Hong Kong banks will be permitted to do business in China's currency, the renminbi. And Indian banks make headway cutting down on bad loans.

Hong Kong's leader Tung Chee-Hwa spoke of the potential benefits to Hong Kong's economy when banks are allowed to do business in the renminbi or yuan - China's tightly controlled currency. "As our economy and the mainland economy becomes closer and closer, I think this business could develop into a very large business," he says.

The easing of controls over the highly regulated renminbi comes at the same time as a package of trade concessions recently approved by Beijing, which allow Hong Kong firms greater access to China's market.

Hong Kong banks will be able to take yuan-denominated deposits from Hong Kong residents, exchange Chinese yuan for Hong Kong dollars and vice versa.
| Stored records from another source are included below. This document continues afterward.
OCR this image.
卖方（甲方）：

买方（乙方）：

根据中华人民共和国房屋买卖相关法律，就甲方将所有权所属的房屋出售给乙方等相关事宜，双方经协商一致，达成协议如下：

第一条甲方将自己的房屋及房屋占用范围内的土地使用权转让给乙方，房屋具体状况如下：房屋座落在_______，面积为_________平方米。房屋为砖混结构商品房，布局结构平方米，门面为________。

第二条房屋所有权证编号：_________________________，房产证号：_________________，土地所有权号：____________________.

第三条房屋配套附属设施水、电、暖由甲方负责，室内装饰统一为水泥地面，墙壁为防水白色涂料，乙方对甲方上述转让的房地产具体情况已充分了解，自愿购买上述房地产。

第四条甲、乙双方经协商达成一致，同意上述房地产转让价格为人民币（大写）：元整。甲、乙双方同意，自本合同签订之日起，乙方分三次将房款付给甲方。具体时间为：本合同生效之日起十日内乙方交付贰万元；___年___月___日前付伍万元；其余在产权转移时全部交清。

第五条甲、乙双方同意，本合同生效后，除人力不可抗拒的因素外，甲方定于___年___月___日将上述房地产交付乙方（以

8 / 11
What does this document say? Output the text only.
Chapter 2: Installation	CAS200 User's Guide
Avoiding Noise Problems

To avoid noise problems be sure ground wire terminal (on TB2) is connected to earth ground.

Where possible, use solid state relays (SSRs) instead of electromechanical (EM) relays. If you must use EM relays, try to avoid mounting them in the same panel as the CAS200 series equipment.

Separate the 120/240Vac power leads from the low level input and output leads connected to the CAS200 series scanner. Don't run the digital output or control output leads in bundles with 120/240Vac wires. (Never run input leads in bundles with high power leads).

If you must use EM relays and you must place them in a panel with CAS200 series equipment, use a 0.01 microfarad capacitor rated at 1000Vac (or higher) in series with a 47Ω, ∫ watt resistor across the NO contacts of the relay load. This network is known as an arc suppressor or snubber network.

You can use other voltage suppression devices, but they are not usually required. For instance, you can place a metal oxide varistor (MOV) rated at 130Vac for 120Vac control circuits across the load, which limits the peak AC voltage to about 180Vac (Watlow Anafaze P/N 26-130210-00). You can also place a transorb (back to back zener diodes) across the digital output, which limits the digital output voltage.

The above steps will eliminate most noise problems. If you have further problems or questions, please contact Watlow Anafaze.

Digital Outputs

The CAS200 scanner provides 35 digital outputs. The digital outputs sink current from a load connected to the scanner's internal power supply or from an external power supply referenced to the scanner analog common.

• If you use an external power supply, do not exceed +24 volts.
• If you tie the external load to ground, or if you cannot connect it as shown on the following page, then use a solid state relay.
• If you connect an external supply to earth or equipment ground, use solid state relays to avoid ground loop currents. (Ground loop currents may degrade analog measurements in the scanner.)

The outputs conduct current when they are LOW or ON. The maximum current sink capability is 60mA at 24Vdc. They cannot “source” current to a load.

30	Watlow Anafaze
The new banking services may be available by year-end.

Also in Hong Kong, new economic data shows the territory has seen five full years of deflation.

October prices were down 2.7 percent after recording a drop of three point two percent in September. The government says the more narrow decrease was due to an pickup in the economy. Consumer prices in Hong Kong started falling after the Asian financial crisis.

Australian cargo-handling and transport company Patrick Corporation announced a 48 percent increase in net profit for the 12-month period ending September 20.

The company says its 50 percent investment in budget airline Virgin Blue boosted profit. The two corporations are selling shares in 25 percent of the airline in an initial public offering.

Brett Godfrey, Virgin Blue's chief executive, said Virgin Blue is expecting big increases in passenger numbers. "We taken a lot of aircraft on in the last month and a half … and as a consequence of that we start the year some 30 percent up in terms of our capacity," he says.

The Reserve Bank of India says India's banks cut bad loans by about $440 million to 8.8 percent of their gross loans. The central bank attributed the decline to improved risk-management practices and greater efforts to recover loans.